On most weekdays I wake up well before the rest of my family, and one of the first things I do is wake up the iMac and check my news feeds in the quiet of the pre-dawn. (I really should move “pray” to the head of my morning activity list; that is something I am actively working on.) Most days this is little more than a stalling tactic before I tackle the dishes and my own ablutions. Not much has typically happened in Facebook Land between my late bedtime and my 6am rising.

But today was exceptional in almost every way. Post after post after post from my early-rising Catholic friends carried the same news: Pope Benedict XVI had just announced that he will be resigning his office as Bishop of Rome effective 28 February 2013, just a little more than two weeks hence.

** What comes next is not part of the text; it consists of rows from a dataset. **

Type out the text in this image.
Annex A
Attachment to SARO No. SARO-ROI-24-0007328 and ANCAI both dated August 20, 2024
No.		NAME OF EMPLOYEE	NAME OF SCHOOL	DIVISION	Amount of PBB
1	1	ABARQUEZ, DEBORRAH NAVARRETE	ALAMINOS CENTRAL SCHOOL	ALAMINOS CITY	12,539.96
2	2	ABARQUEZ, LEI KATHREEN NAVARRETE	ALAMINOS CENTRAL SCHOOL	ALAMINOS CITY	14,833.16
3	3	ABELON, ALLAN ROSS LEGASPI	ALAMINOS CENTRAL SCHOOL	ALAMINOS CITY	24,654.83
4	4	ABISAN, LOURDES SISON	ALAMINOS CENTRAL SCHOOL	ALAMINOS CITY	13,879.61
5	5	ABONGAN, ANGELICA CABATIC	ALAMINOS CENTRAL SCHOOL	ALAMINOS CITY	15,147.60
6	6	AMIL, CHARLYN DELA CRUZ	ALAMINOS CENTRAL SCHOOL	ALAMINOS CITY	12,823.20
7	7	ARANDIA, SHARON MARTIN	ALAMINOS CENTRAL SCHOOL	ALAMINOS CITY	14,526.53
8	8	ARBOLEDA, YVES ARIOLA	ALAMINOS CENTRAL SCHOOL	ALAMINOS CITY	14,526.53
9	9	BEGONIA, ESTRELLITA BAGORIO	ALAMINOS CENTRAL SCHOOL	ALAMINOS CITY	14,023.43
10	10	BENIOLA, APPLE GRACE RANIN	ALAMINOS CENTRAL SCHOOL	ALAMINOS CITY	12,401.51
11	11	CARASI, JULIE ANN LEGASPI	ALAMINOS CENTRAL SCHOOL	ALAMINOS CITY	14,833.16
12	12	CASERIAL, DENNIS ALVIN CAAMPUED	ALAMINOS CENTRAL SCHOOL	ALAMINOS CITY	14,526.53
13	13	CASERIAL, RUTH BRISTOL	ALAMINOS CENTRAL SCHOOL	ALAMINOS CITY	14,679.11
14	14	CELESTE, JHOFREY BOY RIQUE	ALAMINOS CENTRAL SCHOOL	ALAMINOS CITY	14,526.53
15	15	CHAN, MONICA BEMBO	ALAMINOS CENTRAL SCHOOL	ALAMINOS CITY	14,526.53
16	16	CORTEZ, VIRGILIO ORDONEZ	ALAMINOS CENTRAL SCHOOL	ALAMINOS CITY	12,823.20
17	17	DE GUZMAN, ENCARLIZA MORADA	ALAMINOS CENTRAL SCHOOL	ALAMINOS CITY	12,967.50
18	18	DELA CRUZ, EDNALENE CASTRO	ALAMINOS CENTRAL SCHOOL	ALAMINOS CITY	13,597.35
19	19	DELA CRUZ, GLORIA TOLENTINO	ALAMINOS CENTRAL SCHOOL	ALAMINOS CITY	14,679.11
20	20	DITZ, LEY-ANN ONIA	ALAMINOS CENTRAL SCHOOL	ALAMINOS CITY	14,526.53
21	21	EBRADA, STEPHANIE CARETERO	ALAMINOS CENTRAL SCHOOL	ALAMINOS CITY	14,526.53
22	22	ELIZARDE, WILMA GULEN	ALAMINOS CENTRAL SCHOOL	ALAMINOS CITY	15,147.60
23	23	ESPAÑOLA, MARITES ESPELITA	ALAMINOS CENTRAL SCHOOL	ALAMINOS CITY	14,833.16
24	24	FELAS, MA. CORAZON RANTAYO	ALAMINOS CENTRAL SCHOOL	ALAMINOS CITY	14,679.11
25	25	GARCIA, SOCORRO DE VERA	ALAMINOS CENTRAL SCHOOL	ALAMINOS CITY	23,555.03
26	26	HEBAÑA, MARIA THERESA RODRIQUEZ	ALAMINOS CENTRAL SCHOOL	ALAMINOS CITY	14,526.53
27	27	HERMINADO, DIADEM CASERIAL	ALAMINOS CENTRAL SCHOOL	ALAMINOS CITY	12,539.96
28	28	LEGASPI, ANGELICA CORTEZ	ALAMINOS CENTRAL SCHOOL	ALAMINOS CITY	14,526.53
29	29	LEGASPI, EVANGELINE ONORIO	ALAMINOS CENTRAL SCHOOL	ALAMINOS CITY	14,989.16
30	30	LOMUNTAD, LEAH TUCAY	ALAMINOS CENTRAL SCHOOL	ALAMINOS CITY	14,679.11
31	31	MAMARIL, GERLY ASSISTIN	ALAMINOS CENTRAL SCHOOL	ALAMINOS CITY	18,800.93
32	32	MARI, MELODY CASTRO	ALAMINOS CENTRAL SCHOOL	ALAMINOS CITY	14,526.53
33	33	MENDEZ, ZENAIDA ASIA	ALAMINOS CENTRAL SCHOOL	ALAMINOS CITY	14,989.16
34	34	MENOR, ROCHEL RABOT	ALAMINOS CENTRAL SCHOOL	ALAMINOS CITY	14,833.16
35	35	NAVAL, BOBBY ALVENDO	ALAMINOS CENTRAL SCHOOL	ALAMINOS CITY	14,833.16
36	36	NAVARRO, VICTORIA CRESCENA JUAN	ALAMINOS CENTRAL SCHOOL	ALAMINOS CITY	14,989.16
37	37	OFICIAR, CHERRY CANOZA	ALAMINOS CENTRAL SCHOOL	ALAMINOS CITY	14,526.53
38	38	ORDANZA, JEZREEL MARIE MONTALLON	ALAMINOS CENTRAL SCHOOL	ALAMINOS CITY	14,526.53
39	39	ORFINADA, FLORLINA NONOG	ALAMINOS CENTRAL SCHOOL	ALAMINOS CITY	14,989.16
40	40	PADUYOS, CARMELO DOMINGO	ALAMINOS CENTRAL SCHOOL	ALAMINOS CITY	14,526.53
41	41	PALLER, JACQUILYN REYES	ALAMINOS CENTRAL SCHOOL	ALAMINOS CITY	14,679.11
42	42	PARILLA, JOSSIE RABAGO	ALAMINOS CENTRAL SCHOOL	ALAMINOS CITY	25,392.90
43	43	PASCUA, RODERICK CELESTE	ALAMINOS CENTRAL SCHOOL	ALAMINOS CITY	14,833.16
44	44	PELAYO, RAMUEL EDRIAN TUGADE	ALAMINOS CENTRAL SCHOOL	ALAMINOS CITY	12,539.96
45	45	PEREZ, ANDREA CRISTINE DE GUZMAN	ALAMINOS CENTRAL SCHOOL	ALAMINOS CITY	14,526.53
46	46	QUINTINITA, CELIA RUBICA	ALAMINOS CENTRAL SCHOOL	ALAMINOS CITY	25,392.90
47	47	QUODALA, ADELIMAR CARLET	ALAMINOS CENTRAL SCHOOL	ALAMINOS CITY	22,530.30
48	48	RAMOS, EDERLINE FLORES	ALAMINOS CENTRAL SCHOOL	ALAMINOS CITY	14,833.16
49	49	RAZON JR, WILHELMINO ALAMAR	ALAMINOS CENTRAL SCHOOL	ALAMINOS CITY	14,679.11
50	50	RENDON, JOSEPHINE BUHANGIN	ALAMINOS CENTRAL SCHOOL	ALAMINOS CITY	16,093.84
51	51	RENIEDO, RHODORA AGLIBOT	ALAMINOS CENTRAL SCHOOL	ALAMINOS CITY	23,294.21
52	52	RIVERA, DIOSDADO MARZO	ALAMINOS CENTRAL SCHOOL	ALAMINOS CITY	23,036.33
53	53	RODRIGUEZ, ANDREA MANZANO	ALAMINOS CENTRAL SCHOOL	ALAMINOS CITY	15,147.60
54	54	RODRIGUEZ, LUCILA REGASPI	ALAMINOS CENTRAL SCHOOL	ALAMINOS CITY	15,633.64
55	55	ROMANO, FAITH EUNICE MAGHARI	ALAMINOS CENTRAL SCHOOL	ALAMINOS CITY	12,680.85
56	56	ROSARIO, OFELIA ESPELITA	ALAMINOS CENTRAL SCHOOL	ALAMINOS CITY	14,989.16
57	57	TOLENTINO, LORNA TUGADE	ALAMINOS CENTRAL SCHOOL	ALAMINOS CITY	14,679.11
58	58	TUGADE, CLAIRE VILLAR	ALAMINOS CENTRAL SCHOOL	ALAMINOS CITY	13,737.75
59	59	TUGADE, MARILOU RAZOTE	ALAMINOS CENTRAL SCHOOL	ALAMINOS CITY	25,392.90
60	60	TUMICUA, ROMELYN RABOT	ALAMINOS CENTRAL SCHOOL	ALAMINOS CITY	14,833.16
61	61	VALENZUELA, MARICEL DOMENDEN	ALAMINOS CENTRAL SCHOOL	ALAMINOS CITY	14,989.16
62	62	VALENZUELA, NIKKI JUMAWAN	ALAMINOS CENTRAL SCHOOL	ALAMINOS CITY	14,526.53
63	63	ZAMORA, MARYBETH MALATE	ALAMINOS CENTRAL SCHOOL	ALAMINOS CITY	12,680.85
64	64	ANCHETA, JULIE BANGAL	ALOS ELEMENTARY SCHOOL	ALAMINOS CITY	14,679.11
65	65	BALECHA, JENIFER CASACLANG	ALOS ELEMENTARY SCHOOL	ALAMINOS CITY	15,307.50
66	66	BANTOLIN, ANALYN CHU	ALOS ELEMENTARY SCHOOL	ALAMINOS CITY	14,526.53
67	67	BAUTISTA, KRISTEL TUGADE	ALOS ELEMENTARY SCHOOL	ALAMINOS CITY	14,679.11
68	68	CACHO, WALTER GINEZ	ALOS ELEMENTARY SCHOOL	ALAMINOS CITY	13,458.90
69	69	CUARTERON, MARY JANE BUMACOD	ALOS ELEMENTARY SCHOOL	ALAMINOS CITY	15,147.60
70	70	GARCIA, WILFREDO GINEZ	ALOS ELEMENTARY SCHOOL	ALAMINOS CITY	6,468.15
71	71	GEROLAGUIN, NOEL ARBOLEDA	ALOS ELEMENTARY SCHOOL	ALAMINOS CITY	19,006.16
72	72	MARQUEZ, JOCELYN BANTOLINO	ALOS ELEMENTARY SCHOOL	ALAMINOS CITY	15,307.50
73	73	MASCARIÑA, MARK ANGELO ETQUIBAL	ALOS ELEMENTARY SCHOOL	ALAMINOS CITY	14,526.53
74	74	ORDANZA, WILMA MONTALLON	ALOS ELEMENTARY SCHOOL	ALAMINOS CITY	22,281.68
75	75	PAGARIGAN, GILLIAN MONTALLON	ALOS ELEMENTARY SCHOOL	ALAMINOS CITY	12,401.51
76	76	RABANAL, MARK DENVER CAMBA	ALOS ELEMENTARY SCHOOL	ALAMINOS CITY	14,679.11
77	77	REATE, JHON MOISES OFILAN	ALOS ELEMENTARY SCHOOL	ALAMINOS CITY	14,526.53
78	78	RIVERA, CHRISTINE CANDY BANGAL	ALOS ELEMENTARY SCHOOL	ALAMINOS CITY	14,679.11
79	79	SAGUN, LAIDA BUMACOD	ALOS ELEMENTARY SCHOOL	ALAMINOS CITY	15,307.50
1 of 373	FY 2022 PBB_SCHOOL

Obviously my historical details were a tad off (it was pre-coffee, after all), but even so, I stand by the sentiment. This is stop the presses sort of news, and at least a few news sites and blogs have crashed under the surge of traffic this morning. Distinguished canon law expert Msgr. David-Maria Jaeger, OFM rightly refers to the details of this move as “uncharted waters”. The law of the Church, while acknowledging the possibility of such an event (canon 332 §2), makes no further provision or prescriptions for the details of such a heretofore theoretical eventuality. It will mostly take patience on all our parts to see how all of this shakes out, both canonically and (arguably more importantly) theologically; patience and faith.